Although the structure of the parametric model can be changed by the design team, as the complexity of the model increases the dependencies become difficult to adjust and design freedom actually decreases. As a result, the parametric relationships tend to get locked-in. A similar experience to ours was found by Holzer et al. (2008) with their stadium roof project investigation:

“At one point in the setup of the parametric model schema, changes required by the design team were of such a disruptive nature that the parametric model schema could not cope with them.”

I found many examples where this aspect of parametric modelling occurred - the software itself was determining an inflexible method of working incapable of responding to changes outside of its system. Instead going back to square one, hacking away inefficiently at the parametric topology is the only option available due to time constraints.

“If reformulation is selected (this is common for architectural problems) the analytical stage of the design must be revisited and parameters and constraints adjusted.” Hudson R (2008).

In light of this it is clear that there must be a certain skill required to set up a parametric model that is flexible enough to cope with changes in an unknowable and wicked future.
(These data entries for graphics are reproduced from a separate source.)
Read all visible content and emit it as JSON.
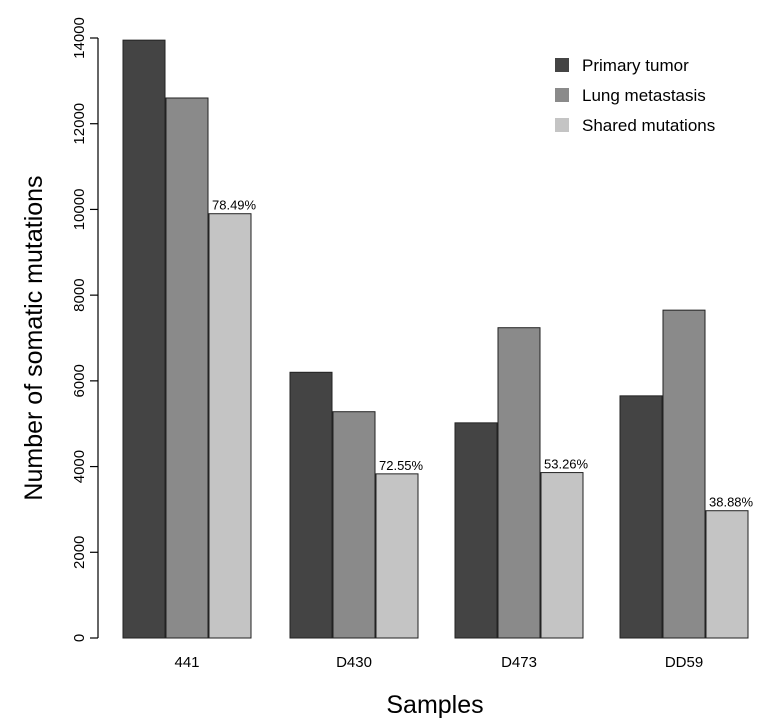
{
  "chart_data": {
    "type": "bar",
    "title": "",
    "xlabel": "Samples",
    "ylabel": "Number of somatic mutations",
    "categories": [
      "441",
      "D430",
      "D473",
      "DD59"
    ],
    "series": [
      {
        "name": "Primary tumor",
        "color": "#444444",
        "values": [
          13950,
          6200,
          5020,
          5650
        ]
      },
      {
        "name": "Lung metastasis",
        "color": "#8a8a8a",
        "values": [
          12600,
          5280,
          7240,
          7650
        ]
      },
      {
        "name": "Shared mutations",
        "color": "#c4c4c4",
        "values": [
          9900,
          3830,
          3860,
          2970
        ]
      }
    ],
    "data_labels": [
      "78.49%",
      "72.55%",
      "53.26%",
      "38.88%"
    ],
    "data_label_series": "Shared mutations",
    "yticks": [
      0,
      2000,
      4000,
      6000,
      8000,
      10000,
      12000,
      14000
    ],
    "ylim": [
      0,
      14000
    ],
    "grid": false,
    "legend_position": "top-right"
  }
}
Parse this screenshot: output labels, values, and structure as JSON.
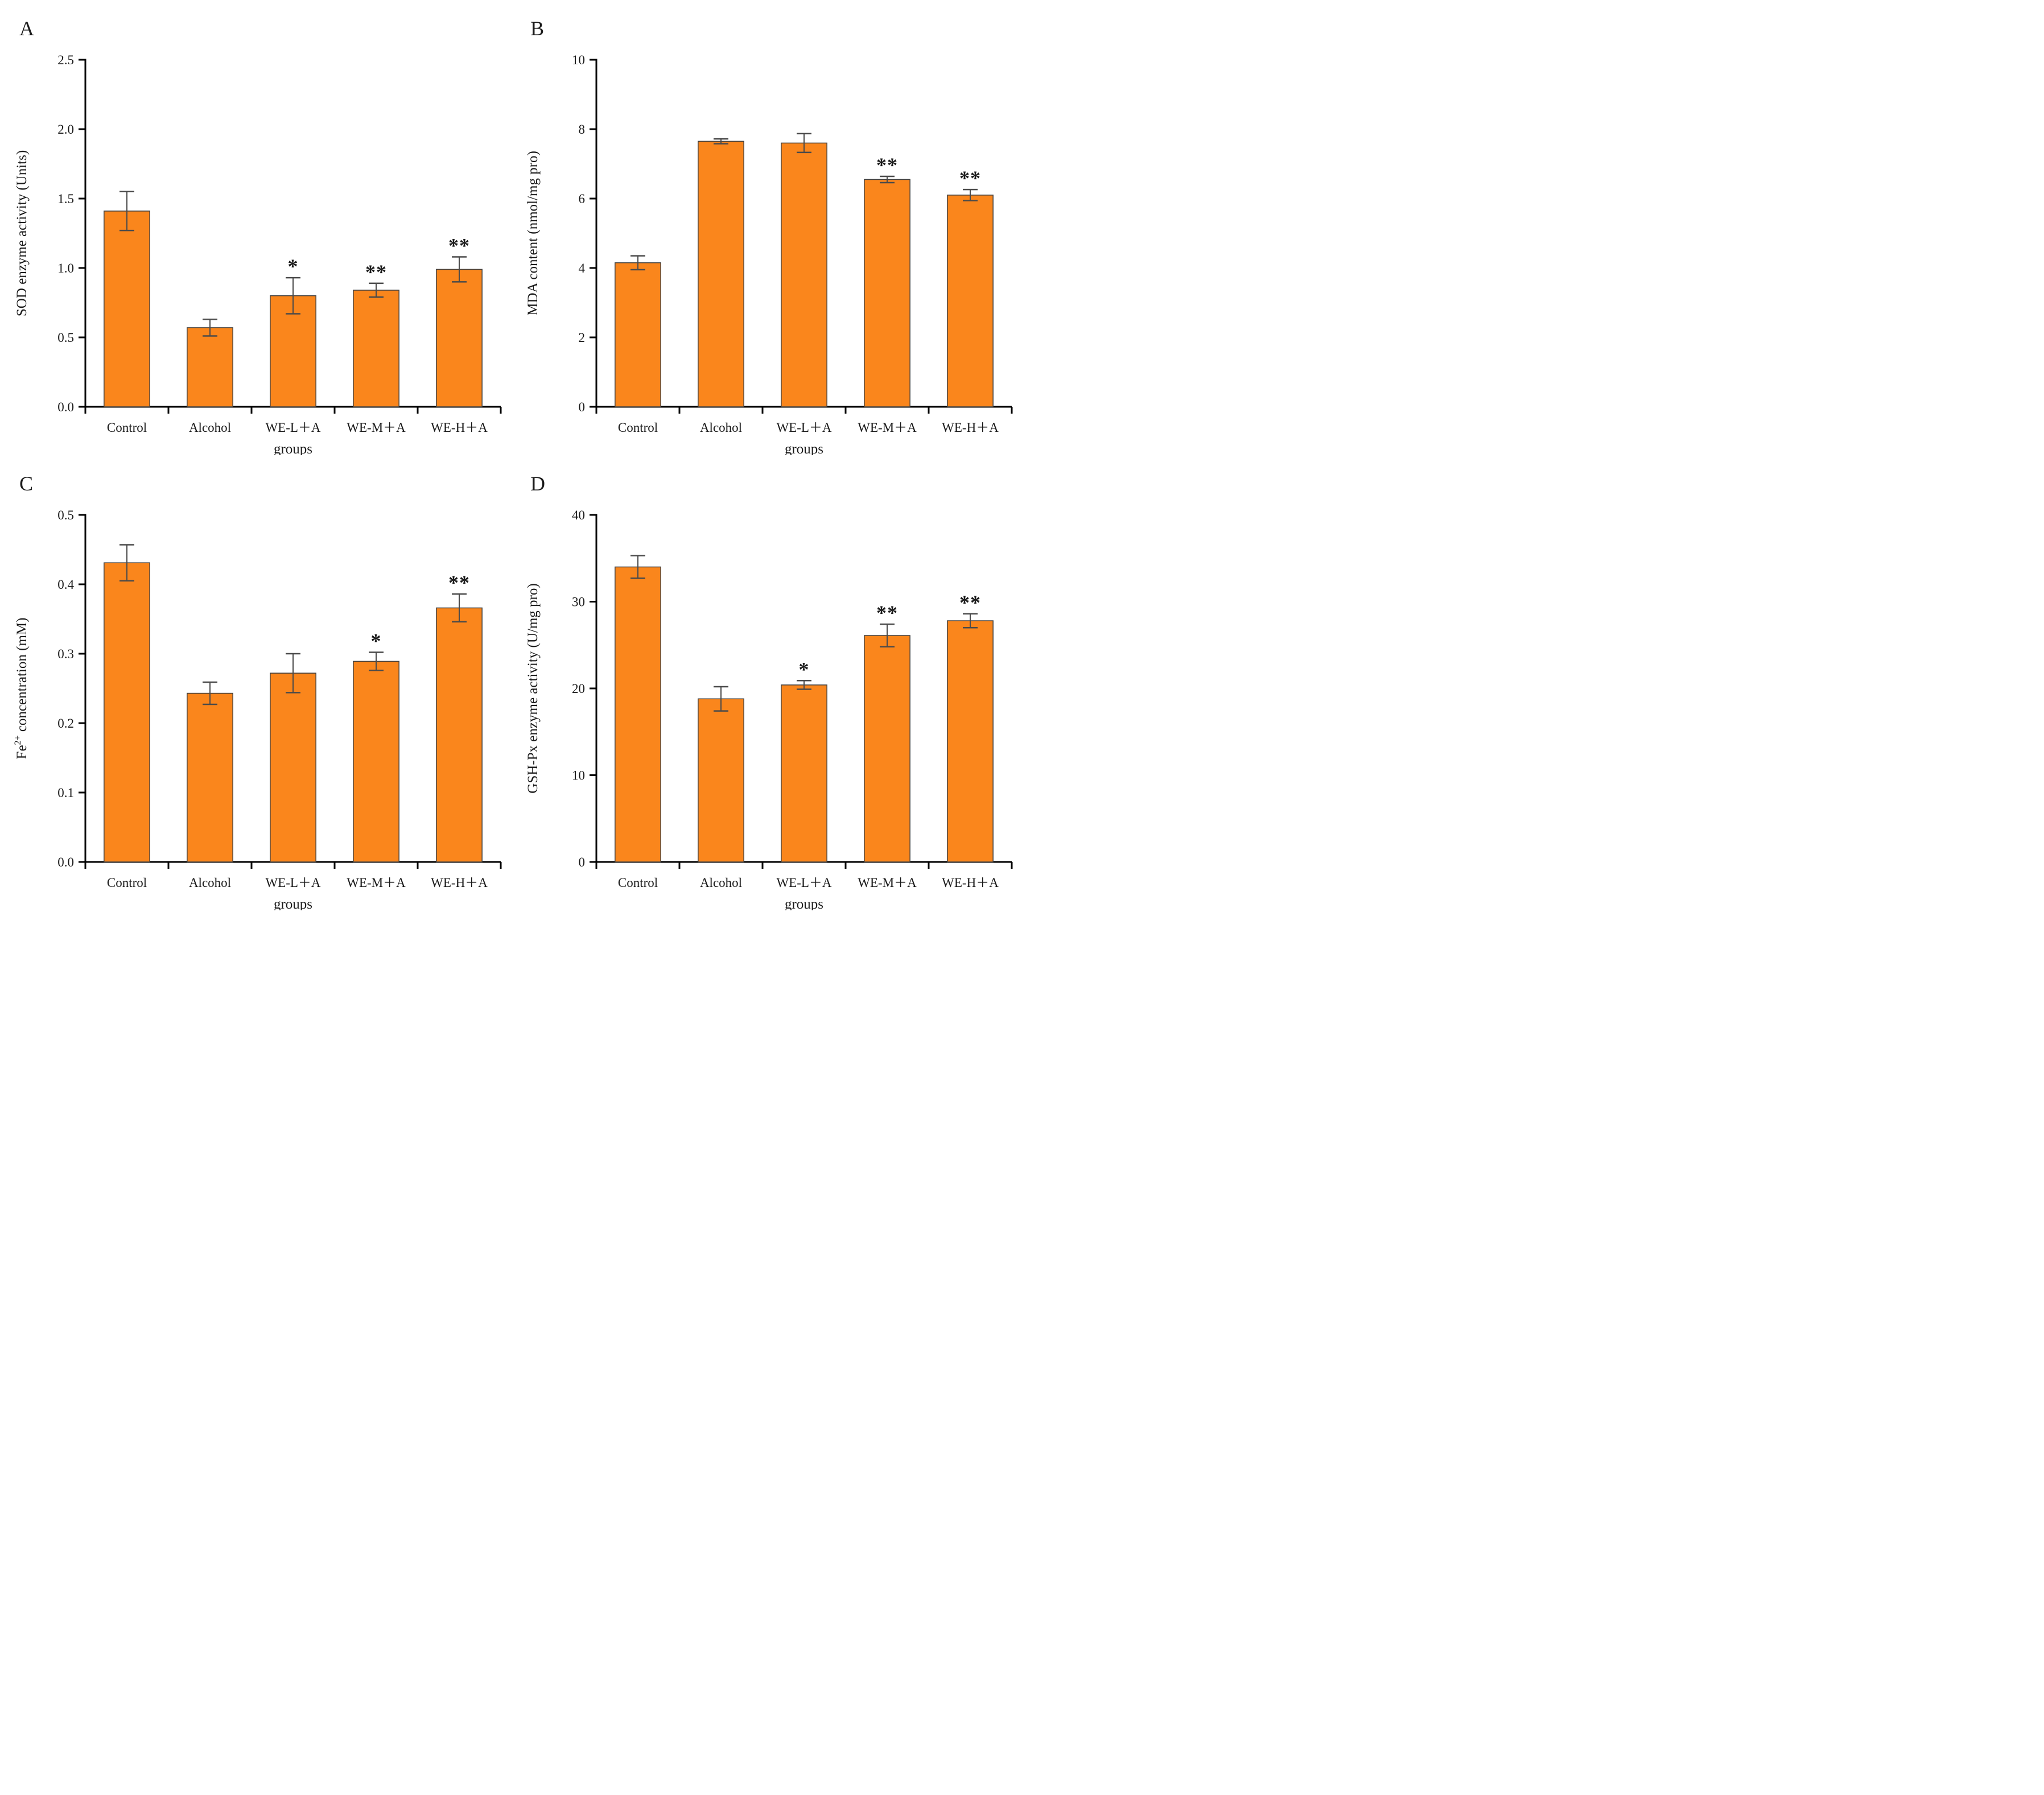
{
  "figure": {
    "description": "Four-panel bar chart figure (A-D) of antioxidant indices across treatment groups",
    "background": "#ffffff",
    "bar_fill": "#FA861C",
    "bar_stroke": "#404040",
    "error_color": "#4A4A4A",
    "axis_color": "#000000",
    "text_color": "#1a1a1a"
  },
  "chart_data": [
    {
      "panel_letter": "A",
      "type": "bar",
      "ylabel": "SOD enzyme activity (Units)",
      "xlabel": "groups",
      "ylim": [
        0,
        2.5
      ],
      "ytick_values": [
        0,
        0.5,
        1.0,
        1.5,
        2.0,
        2.5
      ],
      "ytick_labels": [
        "0.0",
        "0.5",
        "1.0",
        "1.5",
        "2.0",
        "2.5"
      ],
      "categories": [
        "Control",
        "Alcohol",
        "WE-L＋A",
        "WE-M＋A",
        "WE-H＋A"
      ],
      "values": [
        1.41,
        0.57,
        0.8,
        0.84,
        0.99
      ],
      "errors": [
        0.14,
        0.06,
        0.13,
        0.05,
        0.09
      ],
      "significance": [
        "",
        "",
        "*",
        "**",
        "**"
      ],
      "grid": false,
      "legend": "none"
    },
    {
      "panel_letter": "B",
      "type": "bar",
      "ylabel": "MDA content (nmol/mg pro)",
      "xlabel": "groups",
      "ylim": [
        0,
        10
      ],
      "ytick_values": [
        0,
        2,
        4,
        6,
        8,
        10
      ],
      "ytick_labels": [
        "0",
        "2",
        "4",
        "6",
        "8",
        "10"
      ],
      "categories": [
        "Control",
        "Alcohol",
        "WE-L＋A",
        "WE-M＋A",
        "WE-H＋A"
      ],
      "values": [
        4.15,
        7.65,
        7.6,
        6.55,
        6.1
      ],
      "errors": [
        0.2,
        0.07,
        0.27,
        0.09,
        0.16
      ],
      "significance": [
        "",
        "",
        "",
        "**",
        "**"
      ],
      "grid": false,
      "legend": "none"
    },
    {
      "panel_letter": "C",
      "type": "bar",
      "ylabel": "Fe^{2+} concentration (mM)",
      "xlabel": "groups",
      "ylim": [
        0,
        0.5
      ],
      "ytick_values": [
        0,
        0.1,
        0.2,
        0.3,
        0.4,
        0.5
      ],
      "ytick_labels": [
        "0.0",
        "0.1",
        "0.2",
        "0.3",
        "0.4",
        "0.5"
      ],
      "categories": [
        "Control",
        "Alcohol",
        "WE-L＋A",
        "WE-M＋A",
        "WE-H＋A"
      ],
      "values": [
        0.431,
        0.243,
        0.272,
        0.289,
        0.366
      ],
      "errors": [
        0.026,
        0.016,
        0.028,
        0.013,
        0.02
      ],
      "significance": [
        "",
        "",
        "",
        "*",
        "**"
      ],
      "grid": false,
      "legend": "none"
    },
    {
      "panel_letter": "D",
      "type": "bar",
      "ylabel": "GSH-Px enzyme activity (U/mg pro)",
      "xlabel": "groups",
      "ylim": [
        0,
        40
      ],
      "ytick_values": [
        0,
        10,
        20,
        30,
        40
      ],
      "ytick_labels": [
        "0",
        "10",
        "20",
        "30",
        "40"
      ],
      "categories": [
        "Control",
        "Alcohol",
        "WE-L＋A",
        "WE-M＋A",
        "WE-H＋A"
      ],
      "values": [
        34.0,
        18.8,
        20.4,
        26.1,
        27.8
      ],
      "errors": [
        1.3,
        1.4,
        0.5,
        1.3,
        0.8
      ],
      "significance": [
        "",
        "",
        "*",
        "**",
        "**"
      ],
      "grid": false,
      "legend": "none"
    }
  ]
}
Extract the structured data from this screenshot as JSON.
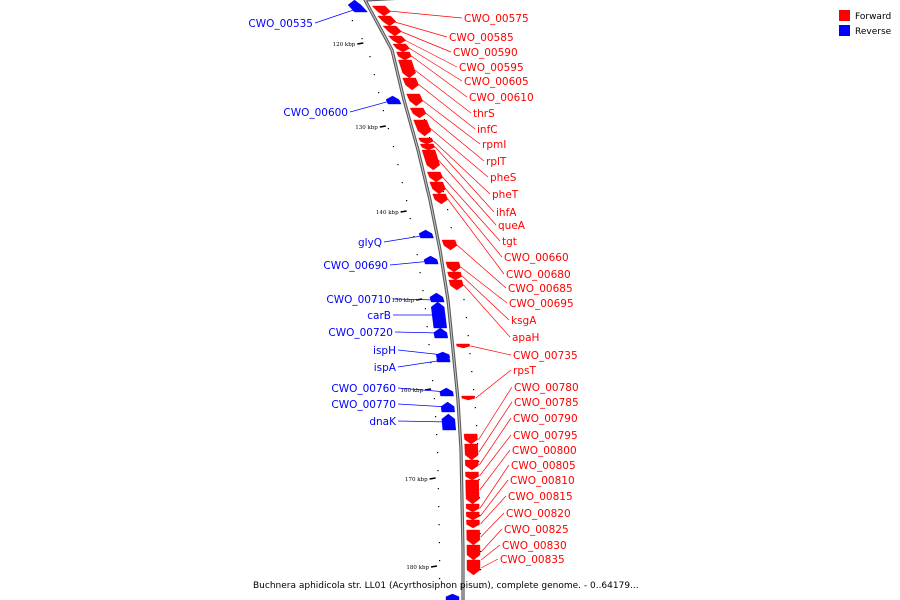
{
  "caption": "Buchnera aphidicola str. LL01 (Acyrthosiphon pisum), complete genome. - 0..64179...",
  "legend": [
    {
      "label": "Forward",
      "color": "#ff0000"
    },
    {
      "label": "Reverse",
      "color": "#0000ff"
    }
  ],
  "colors": {
    "forward": "#ff0000",
    "reverse": "#0000ff",
    "backbone": "#888888"
  },
  "scale_ticks": [
    "120 kbp",
    "130 kbp",
    "140 kbp",
    "150 kbp",
    "160 kbp",
    "170 kbp",
    "180 kbp"
  ],
  "reverse_labels": [
    "CWO_00535",
    "CWO_00600",
    "glyQ",
    "CWO_00690",
    "CWO_00710",
    "carB",
    "CWO_00720",
    "ispH",
    "ispA",
    "CWO_00760",
    "CWO_00770",
    "dnaK"
  ],
  "forward_labels": [
    "CWO_00575",
    "CWO_00585",
    "CWO_00590",
    "CWO_00595",
    "CWO_00605",
    "CWO_00610",
    "thrS",
    "infC",
    "rpmI",
    "rplT",
    "pheS",
    "pheT",
    "ihfA",
    "queA",
    "tgt",
    "CWO_00660",
    "CWO_00680",
    "CWO_00685",
    "CWO_00695",
    "ksgA",
    "apaH",
    "CWO_00735",
    "rpsT",
    "CWO_00780",
    "CWO_00785",
    "CWO_00790",
    "CWO_00795",
    "CWO_00800",
    "CWO_00805",
    "CWO_00810",
    "CWO_00815",
    "CWO_00820",
    "CWO_00825",
    "CWO_00830",
    "CWO_00835"
  ]
}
This is a sound approach if you can predict the future, believe solely in cause and effect and have never heard about a certain story with regards a butterfly flapping its wings. But this is real life. Things change during the design process, and not only that; when we start building our models we usually don’t know what the problem is itself. Is parametric modelling software the right tool to be using at all?

Parametric models at present are no different to CAD or indeed BIM in some aspects in that designers usually only deal with one building typology which they assemble in a symbolic graph structure. This graph structure is viewed top-down and has to be comprehensible by a single human brain in order to be tweaked, something that is also done in a linear fashion (explicit history, transactions, etc). Evolutionary solvers tagged onto parametric models (in order to enable cyclic graphs) do not address this inflexibility at the meta-level, that is, the topology of the symbolic graph itself, instead reinforcing the belief that because something has been ‘optimised’, it must be a good design solution – this is a fallacy.

I therefore propose that we look again at what we are doing when we create a parametric model and optimise sliders, and how we are constraining ourselves to building typologies before we have really explored the problem domain itself. Perhaps we need to turn instead at ideas in complexity science for how nature handles environmental complexity during its design process. The use of complex adaptive systems is an attractive one because without a strict discrete structure like a parametric model, bottom up rules give rise to emergent structures with no locked-in ‘explicit history’. Our tools could adapt to changing objectives & subjectives (aesthetics, sociology, iconography, etc) that are still measured globally by tweaking rules at a lower level and letting new buildings emerge without pre-determined typologies – something crucial at the conceptual stages of design. Interestingly, we could potentially go beyond the limitations of top-down graph structures that are comprehensible by the individual and really put our computers to good use in the design of complex buildings that are coupled with a complex environment.

References:

Holzer D., Hough R. & Burry M., 2008, “Parametric Design & Optimisation for Early Design Exploration”, in International Journal of Architectural Computing, 04:05, p.638.

Hudson R., 2008, “Frameworks for Practical Frameworks for Design in Architecture”, in 26th eCAADe Conference Proceedings, p.850.